Infelizmente, o espírito do galicanismo ainda prevalecia em Baltimore esta semana.
Dom Timothy Broglio, presidente cessante da conferência e um galicano devoto, proferiu seu discurso presidencial final. Continha algumas belas frases, como:
"Desafiamos aqueles a quem temos o privilégio de servir com a mensagem da vida eterna — não como uma fuga, mas sim como um objetivo, o único fim que é sempre importante."
"Jesus se identifica com os famintos, os sedentos, os indefesos, os nascituros, os estrangeiros, os nus, os sem-teto e os prisioneiros. Ele nos assegura que o encontramos nesses outros. Não deveria surpreender ninguém quando defendemos os nascituros, atendemos às necessidades básicas dos imigrantes, lutamos por uma reforma imigratória, estendemos a mão aos necessitados fora de nossas fronteiras por meio da CRS e convocamos outros a fazerem o mesmo."
Infelizmente, essas palavras servem de julgamento sobre os últimos três anos da gestão de Broglio como presidente da conferência.
A Conferência dos Bispos Católicos dos Estados Unidos (USCCB) tem sistematicamente atenuado suas críticas ao governo Trump, mesmo quando este atacava os migrantes confiados aos cuidados pastorais dos bispos. Vale ressaltar que, mesmo quando a conferência criticou o governo Trump sob a gestão de Broglio, como em sua recente declaração de oposição à extensão dos tratamentos de fertilização in vitro (FIV), o texto não mencionou o presidente nominalmente. Por outro lado, as críticas ao governo Obama quase sempre identificavam o presidente pelo nome, como nesta declaração quando Obama manifestou apoio ao casamento entre pessoas do mesmo sexo. Essas diferenças podem parecer pequenas, mas são notadas pelos influenciadores políticos. Elas explicam por que os fiéis, em geral, passaram a ver a USCCB como apologista de Trump.
Em contrapartida, o Cardeal Christophe Pierre, núncio apostólico, também proferiu seu discurso final aos bispos. Pierre completará 80 anos em janeiro e provavelmente será substituído por volta dessa época. Desde sua chegada em 2016, Pierre tem buscado encorajar os bispos a se unirem e a se alinharem com a liderança do Papa Francisco e, agora, do Papa Leão XIV.
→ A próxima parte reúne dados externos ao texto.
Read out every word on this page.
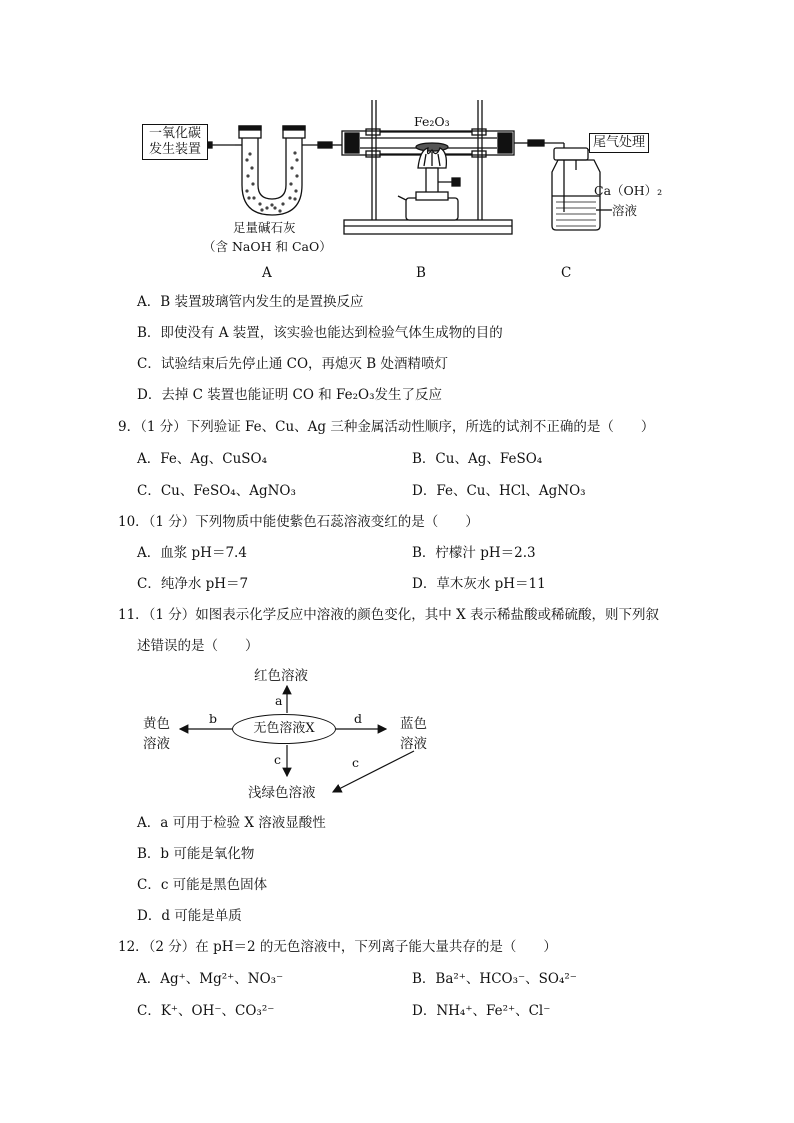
一氧化碳
发生装置
Fe₂O₃
尾气处理
Ca（OH）₂
溶液
足量碱石灰
（含 NaOH 和 CaO）
A	B	C
A．B 装置玻璃管内发生的是置换反应
B．即使没有 A 装置，该实验也能达到检验气体生成物的目的
C．试验结束后先停止通 CO，再熄灭 B 处酒精喷灯
D．去掉 C 装置也能证明 CO 和 Fe₂O₃发生了反应
9．（1 分）下列验证 Fe、Cu、Ag 三种金属活动性顺序，所选的试剂不正确的是（　　）
A．Fe、Ag、CuSO₄	B．Cu、Ag、FeSO₄
C．Cu、FeSO₄、AgNO₃	D．Fe、Cu、HCl、AgNO₃
10．（1 分）下列物质中能使紫色石蕊溶液变红的是（　　）
A．血浆 pH＝7.4	B．柠檬汁 pH＝2.3
C．纯净水 pH＝7	D．草木灰水 pH＝11
11．（1 分）如图表示化学反应中溶液的颜色变化，其中 X 表示稀盐酸或稀硫酸，则下列叙
述错误的是（　　）
无色溶液X
红色溶液
黄色
溶液
蓝色
溶液
浅绿色溶液
a
b	d
c	c
A．a 可用于检验 X 溶液显酸性
B．b 可能是氧化物
C．c 可能是黑色固体
D．d 可能是单质
12．（2 分）在 pH＝2 的无色溶液中，下列离子能大量共存的是（　　）
A．Ag⁺、Mg²⁺、NO₃⁻	B．Ba²⁺、HCO₃⁻、SO₄²⁻
C．K⁺、OH⁻、CO₃²⁻	D．NH₄⁺、Fe²⁺、Cl⁻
O núncio estruturou seu discurso com referências à necessidade de continuar implementando o Concílio Vaticano II. "Estou convencido de que o Vaticano II continua sendo a chave para entendermos que tipo de Igreja somos chamados a ser hoje, e o ponto de referência para discernirmos para onde estamos caminhando", disse ele no início de sua fala. "O Papa Leão XIV também está convencido disso. Dois dias após sua eleição, ele disse aos cardeais: 'Gostaria que renovássemos juntos hoje nosso compromisso total com o caminho que a Igreja universal tem trilhado há décadas, na esteira do Concílio Vaticano II.'"
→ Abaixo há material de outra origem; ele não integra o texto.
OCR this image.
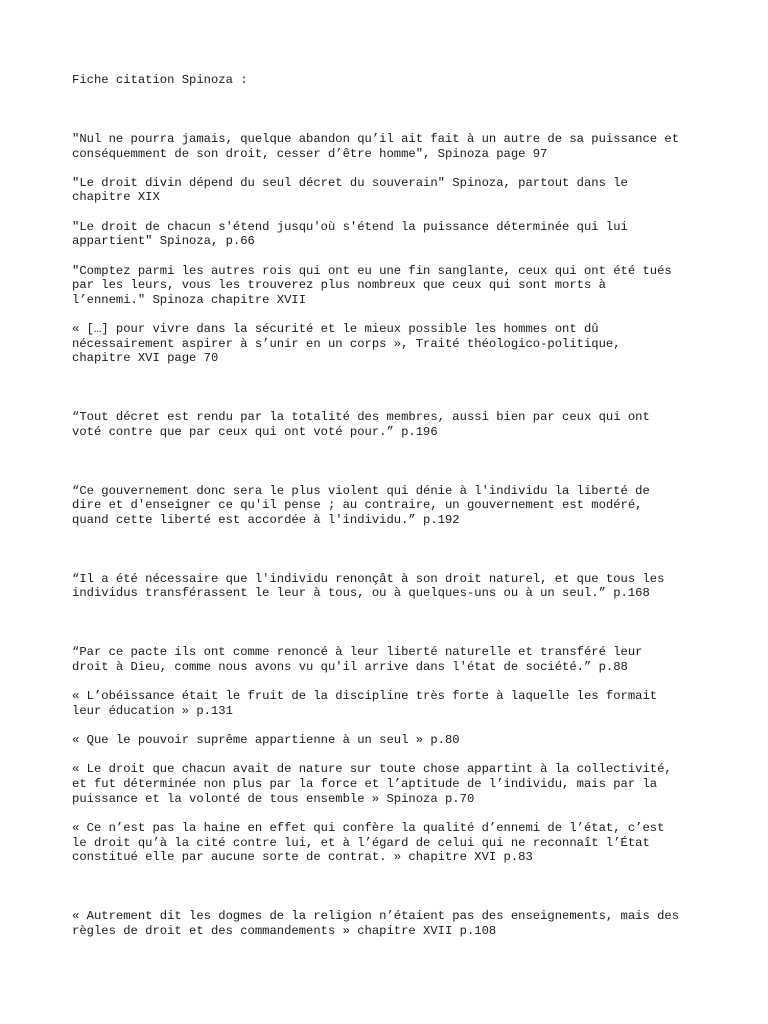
Fiche citation Spinoza :

"Nul ne pourra jamais, quelque abandon qu’il ait fait à un autre de sa puissance et

conséquemment de son droit, cesser d’être homme", Spinoza page 97

"Le droit divin dépend du seul décret du souverain" Spinoza, partout dans le

chapitre XIX

"Le droit de chacun s'étend jusqu'où s'étend la puissance déterminée qui lui

appartient" Spinoza, p.66

"Comptez parmi les autres rois qui ont eu une fin sanglante, ceux qui ont été tués

par les leurs, vous les trouverez plus nombreux que ceux qui sont morts à

l’ennemi." Spinoza chapitre XVII

« […] pour vivre dans la sécurité et le mieux possible les hommes ont dû

nécessairement aspirer à s’unir en un corps », Traité théologico-politique,

chapitre XVI page 70

“Tout décret est rendu par la totalité des membres, aussi bien par ceux qui ont

voté contre que par ceux qui ont voté pour.” p.196

“Ce gouvernement donc sera le plus violent qui dénie à l'individu la liberté de

dire et d'enseigner ce qu'il pense ; au contraire, un gouvernement est modéré,

quand cette liberté est accordée à l'individu.” p.192

“Il a été nécessaire que l'individu renonçât à son droit naturel, et que tous les

individus transférassent le leur à tous, ou à quelques-uns ou à un seul.” p.168

“Par ce pacte ils ont comme renoncé à leur liberté naturelle et transféré leur

droit à Dieu, comme nous avons vu qu'il arrive dans l'état de société.” p.88

« L’obéissance était le fruit de la discipline très forte à laquelle les formait

leur éducation » p.131

« Que le pouvoir suprême appartienne à un seul » p.80

« Le droit que chacun avait de nature sur toute chose appartint à la collectivité,

et fut déterminée non plus par la force et l’aptitude de l’individu, mais par la

puissance et la volonté de tous ensemble » Spinoza p.70

« Ce n’est pas la haine en effet qui confère la qualité d’ennemi de l’état, c’est

le droit qu’à la cité contre lui, et à l’égard de celui qui ne reconnaît l’État

constitué elle par aucune sorte de contrat. » chapitre XVI p.83

« Autrement dit les dogmes de la religion n’étaient pas des enseignements, mais des

règles de droit et des commandements » chapitre XVII p.108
Ele concluiu seu discurso dizendo: "O Concílio não está atrás de nós; está à nossa frente, o mapa para nossa jornada. Às perguntas com as quais começamos — De onde viemos e para onde vamos? — a resposta eclesial mais profunda é esta: Somos uma Igreja enraizada na graça do Concílio Vaticano II; uma Igreja que ainda acolhe e incorpora sua visão; uma Igreja enviada em unidade, como discípulos e pastores, levando esperança, alegria e misericórdia ao mundo."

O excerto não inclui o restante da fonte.